«Serie A vota Tavecchio». Solo Roma e Juve contro

MILANO – L’assemblea dei presidenti di Lega Serie A esprime il proprio sostegno a larga maggioranza per uno dei due candidati alla successione di Giancarlo Abete, Carlo Tavecchio. I venti club, ad eccezione di Juventus e Roma, sottoscrivono l’appoggio al n.1 dei dilettanti, ormai lanciato verso la presidenza, e presenteranno al Consiglio Federale dell’11 agosto un documento programmatico per far ripartire il calcio italiano. Non c’è l’unanimità auspicata da Giovanni Malagò, ma i diciannove voti a favore della proposta passata in assemblea e i diciotto voti per Tavecchio rappresentano un appoggio molto forte al nuovo corso e per ora scongiurano una dolorosa spaccatura in seno alla Lega. Il primo ad annunciare l’esito dell’assemblea è Aurelio De Laurentis, attorno alle diciotto e 30, dopo poco più di due ore di riunione. “La Serie A voterà Tavecchio a larga maggioranza“. E a confermare le parole di De Laurentiis ci ha pensato il presidente di Lega Beretta: “C’è stata un’ampia convergenza per la candidatura di Tavecchio, abbiamo diciotto firme su venti. C’è stata un’ampia convergenza su Tavecchio, simbolo di una ritrovata unità. Nelle elezioni per il presidente federale ogni club vota per sé, ma il dato politico è che abbiamo diciotto firme su venti e un’ampia maggioranza anche nella votazione dei consiglieri e sul programma da presentare alla Figc“. Prima dell’incontro, Preziosi annuncia le sue intenzioni. “Meglio un vecchio bravo che un giovane così così“, dice sostenendo la posizione di Tavecchio.
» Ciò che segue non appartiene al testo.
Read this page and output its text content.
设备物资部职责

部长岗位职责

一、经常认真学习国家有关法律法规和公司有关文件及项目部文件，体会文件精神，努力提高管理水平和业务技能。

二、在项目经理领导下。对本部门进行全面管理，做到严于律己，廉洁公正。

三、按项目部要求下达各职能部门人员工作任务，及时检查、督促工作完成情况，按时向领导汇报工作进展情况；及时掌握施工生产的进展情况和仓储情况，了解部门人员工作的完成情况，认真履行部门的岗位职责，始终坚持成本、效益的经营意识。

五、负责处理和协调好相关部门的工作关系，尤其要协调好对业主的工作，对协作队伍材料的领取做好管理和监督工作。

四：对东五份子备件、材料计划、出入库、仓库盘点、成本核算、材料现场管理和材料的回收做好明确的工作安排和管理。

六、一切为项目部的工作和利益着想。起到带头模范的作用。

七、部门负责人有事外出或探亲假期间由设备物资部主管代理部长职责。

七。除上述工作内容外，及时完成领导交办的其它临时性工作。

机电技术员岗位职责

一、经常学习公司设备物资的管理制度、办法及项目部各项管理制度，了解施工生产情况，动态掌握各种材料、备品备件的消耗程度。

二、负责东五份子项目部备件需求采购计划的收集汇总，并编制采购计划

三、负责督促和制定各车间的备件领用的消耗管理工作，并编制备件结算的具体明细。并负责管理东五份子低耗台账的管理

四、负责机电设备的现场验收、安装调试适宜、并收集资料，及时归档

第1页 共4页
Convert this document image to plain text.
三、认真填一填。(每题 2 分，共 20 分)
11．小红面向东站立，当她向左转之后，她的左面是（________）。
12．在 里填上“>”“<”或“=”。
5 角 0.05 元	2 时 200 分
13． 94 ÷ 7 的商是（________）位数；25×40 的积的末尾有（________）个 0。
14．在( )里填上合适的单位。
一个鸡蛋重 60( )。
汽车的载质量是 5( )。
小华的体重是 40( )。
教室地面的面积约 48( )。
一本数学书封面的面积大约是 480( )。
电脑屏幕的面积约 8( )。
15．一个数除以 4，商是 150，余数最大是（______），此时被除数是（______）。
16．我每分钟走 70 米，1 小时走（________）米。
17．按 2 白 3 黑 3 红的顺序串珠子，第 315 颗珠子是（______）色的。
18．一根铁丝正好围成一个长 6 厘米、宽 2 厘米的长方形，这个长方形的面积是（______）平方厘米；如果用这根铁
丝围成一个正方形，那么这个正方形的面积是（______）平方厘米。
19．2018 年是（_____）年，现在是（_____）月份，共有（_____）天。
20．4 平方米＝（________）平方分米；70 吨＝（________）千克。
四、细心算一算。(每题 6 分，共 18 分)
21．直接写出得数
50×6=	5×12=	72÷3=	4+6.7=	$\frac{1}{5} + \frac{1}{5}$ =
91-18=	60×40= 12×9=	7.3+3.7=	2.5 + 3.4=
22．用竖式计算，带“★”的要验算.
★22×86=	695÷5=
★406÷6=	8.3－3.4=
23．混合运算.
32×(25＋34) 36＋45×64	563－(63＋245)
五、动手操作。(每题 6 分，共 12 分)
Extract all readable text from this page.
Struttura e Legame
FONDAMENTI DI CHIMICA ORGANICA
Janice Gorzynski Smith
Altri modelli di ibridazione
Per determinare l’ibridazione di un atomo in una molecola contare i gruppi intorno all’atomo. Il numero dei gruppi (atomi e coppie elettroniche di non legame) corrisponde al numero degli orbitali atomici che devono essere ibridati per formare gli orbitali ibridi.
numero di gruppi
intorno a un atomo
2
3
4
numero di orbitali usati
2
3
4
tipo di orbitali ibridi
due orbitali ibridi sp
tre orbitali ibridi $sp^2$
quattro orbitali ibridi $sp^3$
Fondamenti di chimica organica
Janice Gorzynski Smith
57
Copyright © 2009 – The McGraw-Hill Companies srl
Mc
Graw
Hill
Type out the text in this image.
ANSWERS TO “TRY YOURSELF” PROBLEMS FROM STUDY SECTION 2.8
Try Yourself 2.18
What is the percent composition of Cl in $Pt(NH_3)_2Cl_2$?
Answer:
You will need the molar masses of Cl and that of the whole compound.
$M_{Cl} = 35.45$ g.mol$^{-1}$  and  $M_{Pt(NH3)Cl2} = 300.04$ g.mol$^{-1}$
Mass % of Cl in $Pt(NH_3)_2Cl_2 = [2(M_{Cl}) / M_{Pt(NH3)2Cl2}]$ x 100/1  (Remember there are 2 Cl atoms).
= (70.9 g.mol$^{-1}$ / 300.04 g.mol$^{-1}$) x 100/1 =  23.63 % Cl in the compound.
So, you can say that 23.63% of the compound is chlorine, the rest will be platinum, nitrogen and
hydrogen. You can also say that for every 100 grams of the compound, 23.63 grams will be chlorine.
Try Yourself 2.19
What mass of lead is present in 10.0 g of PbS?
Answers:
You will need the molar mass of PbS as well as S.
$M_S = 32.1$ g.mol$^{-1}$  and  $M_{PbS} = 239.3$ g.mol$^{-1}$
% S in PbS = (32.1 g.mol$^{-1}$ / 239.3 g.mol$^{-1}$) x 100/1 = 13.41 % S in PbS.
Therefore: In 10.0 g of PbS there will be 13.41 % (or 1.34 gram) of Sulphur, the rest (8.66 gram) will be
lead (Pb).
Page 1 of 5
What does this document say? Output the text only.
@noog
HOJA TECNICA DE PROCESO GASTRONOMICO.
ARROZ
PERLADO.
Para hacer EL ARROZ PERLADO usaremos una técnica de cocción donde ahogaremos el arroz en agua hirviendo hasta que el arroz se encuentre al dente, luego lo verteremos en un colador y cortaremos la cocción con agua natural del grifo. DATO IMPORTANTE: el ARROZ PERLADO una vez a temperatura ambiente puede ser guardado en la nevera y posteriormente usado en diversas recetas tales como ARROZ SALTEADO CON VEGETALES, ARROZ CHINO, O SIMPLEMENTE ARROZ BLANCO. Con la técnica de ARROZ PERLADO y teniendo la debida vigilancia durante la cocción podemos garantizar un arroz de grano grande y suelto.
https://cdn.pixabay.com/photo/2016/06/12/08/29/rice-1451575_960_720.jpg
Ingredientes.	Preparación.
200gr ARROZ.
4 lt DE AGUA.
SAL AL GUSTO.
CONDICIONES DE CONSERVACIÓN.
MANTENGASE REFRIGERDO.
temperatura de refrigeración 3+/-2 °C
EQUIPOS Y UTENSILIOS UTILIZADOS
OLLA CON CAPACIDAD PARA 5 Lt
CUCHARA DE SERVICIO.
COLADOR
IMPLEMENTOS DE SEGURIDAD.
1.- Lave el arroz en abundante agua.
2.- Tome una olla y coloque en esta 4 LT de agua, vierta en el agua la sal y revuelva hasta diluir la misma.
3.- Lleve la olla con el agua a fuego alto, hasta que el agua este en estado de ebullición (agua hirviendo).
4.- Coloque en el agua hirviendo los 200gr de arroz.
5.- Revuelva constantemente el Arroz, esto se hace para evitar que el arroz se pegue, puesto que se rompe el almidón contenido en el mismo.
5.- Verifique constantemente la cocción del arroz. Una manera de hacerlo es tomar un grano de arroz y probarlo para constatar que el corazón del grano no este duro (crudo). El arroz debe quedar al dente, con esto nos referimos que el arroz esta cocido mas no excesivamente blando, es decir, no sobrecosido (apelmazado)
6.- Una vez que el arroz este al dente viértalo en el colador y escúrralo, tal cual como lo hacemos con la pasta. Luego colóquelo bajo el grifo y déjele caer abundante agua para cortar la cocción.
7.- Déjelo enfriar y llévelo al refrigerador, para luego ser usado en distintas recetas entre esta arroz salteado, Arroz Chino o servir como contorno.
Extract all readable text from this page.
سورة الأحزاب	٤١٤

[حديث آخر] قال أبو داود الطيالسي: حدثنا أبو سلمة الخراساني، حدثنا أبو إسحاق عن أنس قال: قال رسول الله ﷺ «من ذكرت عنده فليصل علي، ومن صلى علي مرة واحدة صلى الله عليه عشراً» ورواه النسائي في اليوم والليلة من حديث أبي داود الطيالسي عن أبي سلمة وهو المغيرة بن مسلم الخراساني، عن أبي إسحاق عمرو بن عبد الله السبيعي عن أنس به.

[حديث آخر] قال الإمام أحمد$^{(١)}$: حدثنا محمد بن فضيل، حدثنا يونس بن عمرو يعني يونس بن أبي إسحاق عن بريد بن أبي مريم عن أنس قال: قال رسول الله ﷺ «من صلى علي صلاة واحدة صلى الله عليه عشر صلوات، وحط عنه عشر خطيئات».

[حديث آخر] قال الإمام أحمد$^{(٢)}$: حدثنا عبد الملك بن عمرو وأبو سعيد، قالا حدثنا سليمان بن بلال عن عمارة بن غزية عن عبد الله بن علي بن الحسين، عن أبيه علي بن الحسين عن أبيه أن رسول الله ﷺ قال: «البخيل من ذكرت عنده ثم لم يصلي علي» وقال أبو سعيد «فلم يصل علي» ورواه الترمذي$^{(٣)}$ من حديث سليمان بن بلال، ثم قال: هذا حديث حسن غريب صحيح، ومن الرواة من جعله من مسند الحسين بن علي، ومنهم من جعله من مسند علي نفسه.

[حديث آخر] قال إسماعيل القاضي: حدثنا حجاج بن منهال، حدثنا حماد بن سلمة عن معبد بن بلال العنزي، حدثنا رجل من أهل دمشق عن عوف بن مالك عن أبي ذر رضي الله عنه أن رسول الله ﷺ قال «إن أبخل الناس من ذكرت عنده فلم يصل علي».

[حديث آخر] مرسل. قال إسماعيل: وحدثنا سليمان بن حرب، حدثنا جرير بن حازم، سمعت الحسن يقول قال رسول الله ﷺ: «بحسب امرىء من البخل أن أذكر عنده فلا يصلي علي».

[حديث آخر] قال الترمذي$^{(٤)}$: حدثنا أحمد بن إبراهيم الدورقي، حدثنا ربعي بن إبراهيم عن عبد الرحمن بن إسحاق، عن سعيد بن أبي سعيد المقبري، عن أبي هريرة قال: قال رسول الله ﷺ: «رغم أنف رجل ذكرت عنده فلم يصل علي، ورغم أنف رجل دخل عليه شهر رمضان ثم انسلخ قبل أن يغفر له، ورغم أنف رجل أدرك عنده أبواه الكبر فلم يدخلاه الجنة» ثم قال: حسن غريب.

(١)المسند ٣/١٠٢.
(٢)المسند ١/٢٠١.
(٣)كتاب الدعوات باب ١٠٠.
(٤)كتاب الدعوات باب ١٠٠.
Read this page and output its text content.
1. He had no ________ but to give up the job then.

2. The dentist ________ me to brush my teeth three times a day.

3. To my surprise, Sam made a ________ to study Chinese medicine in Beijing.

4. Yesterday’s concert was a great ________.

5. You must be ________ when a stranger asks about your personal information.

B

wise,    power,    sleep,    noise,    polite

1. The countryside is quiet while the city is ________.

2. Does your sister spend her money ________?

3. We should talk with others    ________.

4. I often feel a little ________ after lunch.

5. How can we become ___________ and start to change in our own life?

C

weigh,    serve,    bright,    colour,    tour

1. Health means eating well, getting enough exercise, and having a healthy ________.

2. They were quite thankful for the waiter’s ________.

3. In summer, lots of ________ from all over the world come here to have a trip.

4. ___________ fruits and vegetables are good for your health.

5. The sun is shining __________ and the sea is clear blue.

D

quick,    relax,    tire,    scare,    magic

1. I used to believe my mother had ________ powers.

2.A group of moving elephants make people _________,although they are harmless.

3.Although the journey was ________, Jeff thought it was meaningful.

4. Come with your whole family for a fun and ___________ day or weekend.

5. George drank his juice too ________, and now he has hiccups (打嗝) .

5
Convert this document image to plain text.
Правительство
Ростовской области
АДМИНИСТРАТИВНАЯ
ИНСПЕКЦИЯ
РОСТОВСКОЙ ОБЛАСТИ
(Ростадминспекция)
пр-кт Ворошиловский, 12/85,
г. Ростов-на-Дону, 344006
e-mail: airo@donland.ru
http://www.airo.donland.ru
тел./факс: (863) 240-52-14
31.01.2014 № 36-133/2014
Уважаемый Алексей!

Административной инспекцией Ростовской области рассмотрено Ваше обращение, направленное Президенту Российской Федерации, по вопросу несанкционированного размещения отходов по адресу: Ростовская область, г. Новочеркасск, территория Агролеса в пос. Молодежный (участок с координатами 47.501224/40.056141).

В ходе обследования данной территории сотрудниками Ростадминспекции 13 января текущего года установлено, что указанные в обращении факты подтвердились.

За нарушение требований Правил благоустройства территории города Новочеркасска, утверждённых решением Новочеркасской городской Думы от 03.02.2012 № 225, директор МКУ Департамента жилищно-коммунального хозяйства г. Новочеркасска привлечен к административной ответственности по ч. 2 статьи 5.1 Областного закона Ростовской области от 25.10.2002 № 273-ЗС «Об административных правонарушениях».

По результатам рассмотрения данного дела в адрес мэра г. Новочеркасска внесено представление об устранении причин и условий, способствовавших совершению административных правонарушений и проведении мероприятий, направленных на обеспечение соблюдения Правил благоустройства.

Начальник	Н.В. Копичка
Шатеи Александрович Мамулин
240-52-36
PARLA AGNELLI – “Mi piacerebbe che non avessimo un meccanismo politico dove votano i delegati, sarebbe bello fare delle vere primarie tra i tifosi per sapere chi vorrebbero come presidente federale“. Lo ha detto Andrea Agnelli, presidente della Juventus, dopo la decisione dell’assemblea di Lega di votare a larga maggioranza Carlo Tavecchio come numero uno della Figc. “Il ragionamento delle primarie – ha aggiunto Agnelli – è una provocazione, ma dato che piace molto il meccanismo per eleggere il candidato premier sarebbe interessante capire cosa succederebbe nel calcio. Se vogliamo la democrazia applichiamola in toto“. Secondo quanto dichiarato da Agnelli “le dimissioni del presidente Abete hanno dato uno stimolo e si può essere soddisfatti del documento che verrà portato al nuovo Consiglio Federale. Dall’altra parte c’è una riflessione politica da fare, perché a spostare gli equilibri è stata la dichiarazione di voto per Tavecchio del presidente Abodi“. Il numero uno della Juventus ha spiegato perché non si è presentato come candidato per il Consiglio Federale: “Per questione di coerenza, non ritenendo idonea la candidatura di Tavecchio, ho detto che non sarei stato disponibile. Sono però convinto, attraverso il documento che presenteremo e su cui c’è stata convergenza totale, di poter lavorare per la Juventus e in Lega. Penso che i contenuti facciano la differenza più di chi siede sulle poltrone. Se riusciremo a realizzare in un anno e mezzo la metà di quel che c’è scritto sul documento di oggi dovremo essere molto soddisfatti“.

I RAPPRESENTANTI – L’assemblea dei presidenti della Lega Serie A ha eletto oggi i rappresentanti per il Consiglio di Lega e quello della Figc. Gino Pozzo e Claudio Lotito sono stati eletti in qualità di consiglieri federali, mentre Urbano Cairo, Andrea Agnelli, Aurelio De Laurentiis, Tommaso Ghirardi, Luca Campedelli, Antonio Percassi, Fabio Cognigni, Angelomario Moratti e Maurizio Zamparini formeranno il Consiglio di Lega, di cui sarà vicepresidente Adriano Galliani.

DOCUMENTO – Oltre alla decisione riguardante l’elezione del prossimo presidente federale, l’assemblea della Lega Serie A ha votato un documento da presentare al prossimo Consiglio della Figc che ha trovato unanimità assoluta tra i club. Venti società su venti hanno infatti espresso il proprio appoggio, comprese Juventus e Roma, contrarie alla candidatura di Tavecchio.